Similarly, the City of Boston—one of the airliners that struck the World Trade Center was hijacked from Boston—sponsored a memorial event that included a common prayer led by 17 religious leaders. “We understand the meaning of this society, that this is a pluralistic society and that this is a way to bring harmony to society, to work with one another,” Imam Talal Eid, executive director of the Islamic Institute of Boston, told the Boston Globe on September 11.

“Boston is a different scale and ego,” said David Hastings, president of the Massachusetts 9/11 Commission, when asked why Boston took a completely opposite approach to the memorial than New York City.

The personal beliefs of current political decision makers seem to affect the outcome. “The microphone will not melt if you say a prayer,” former Mayor Giuliani, snarked as he weighed in on his successor’s clergy ban at the National Press Club in Washington on September 7.

Interestingly, at the New York commemoration itself, President Obama stepped in to play a high priestly role. He proclaimed that weekend, Friday the 9th through Sunday the 11th, to be National Days of Prayer and Remembrance. When he took the podium he read Psalm 46:1-10, which begins “God is our refuge and strength, a very present help in trouble.”
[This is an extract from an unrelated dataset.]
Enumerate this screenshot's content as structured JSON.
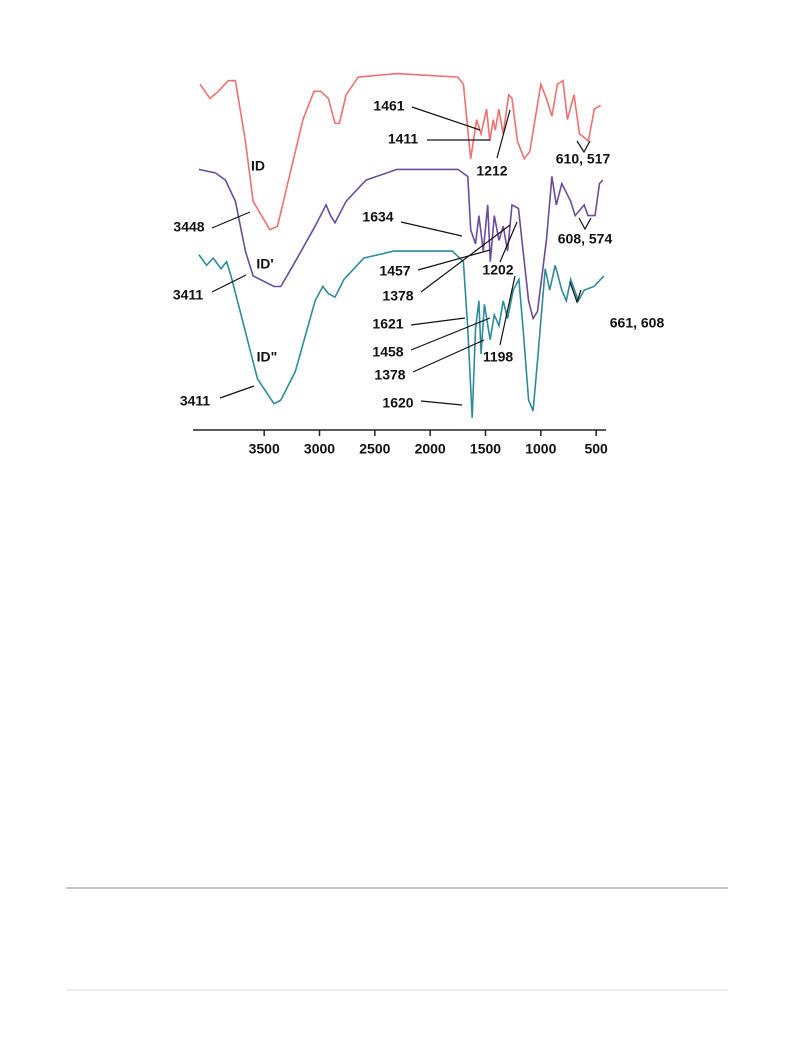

So if Mayor Bloomberg designed the memorial along secularist lines, the President was aware that not all of America saw it that way. By uttering carefully shaded religious language, Obama inserted religion at the memorial, despite Bloomberg’s no-clergy policy.

What is to be made of this controversy? Is it a political, social, or religious phenomenon? If nothing else, the passionate reactions show that Americans are not neutral, but that they hold strong and differing opinions.

Even though the coverage has dissipated, at least until next September, the function of religion in our national identity remains a source of constant debate. 

“I’m sure Europeans and Australians think Americans are crazy when it comes to religion, and they are,” Father Kevin Madigan of St. Peter’s Church in New York told a reporter from Daily Telegraph in Sydney, Australia.

“If Bloomberg were to invite one priest, he’d have to invite ten to reflect various Christian denominations that flourish in the U.S,” Paul Toohey of the Telegraph reported on September 10. “And that would mean he’d also have to invite a rabbi or two. For balance, he’d then have to invite a few imams. And there was no way in hell that was ever going to happen.”

“It seemed easier just to get God out of the picture altogether,” Toohey wrote. “But this is America. God is never out of the picture.”

Americans may get a little bit crazy when it comes to religion and interpret attempts to keep religion out of public life as offensive. Even decisions framed purposely to avoid controversy are often seen as an offense against freedom, or even a betrayal of the country’s traditions, or as one political party stabbing another party’s values in the back.

Open expression of religious belief by government officials, religious conservatives often insist, has a positive, productive function, especially in times of national crisis.

“When America and the allies invaded Europe on D-Day in 1944, President Roosevelt led the nation in prayer on a national radio broadcast for 10 minutes asking for blessing for our troops. So this is not a partisan issue, and it’s not just a current fad,” said Ken Klukowski, director of the Center for Religious Liberty at the Family Research Council, to CBN news September 7.

And yet as stories like this one remind us, religion has just as much potential to divide Americans. And, on specific questions, whether religion unites or divides is still often a matter of perceptions rooted in important local realities. What seems obvious in New York, seems outrageous in Nashville. And vice versa.

There’s little evidence to suggest that this will change soon.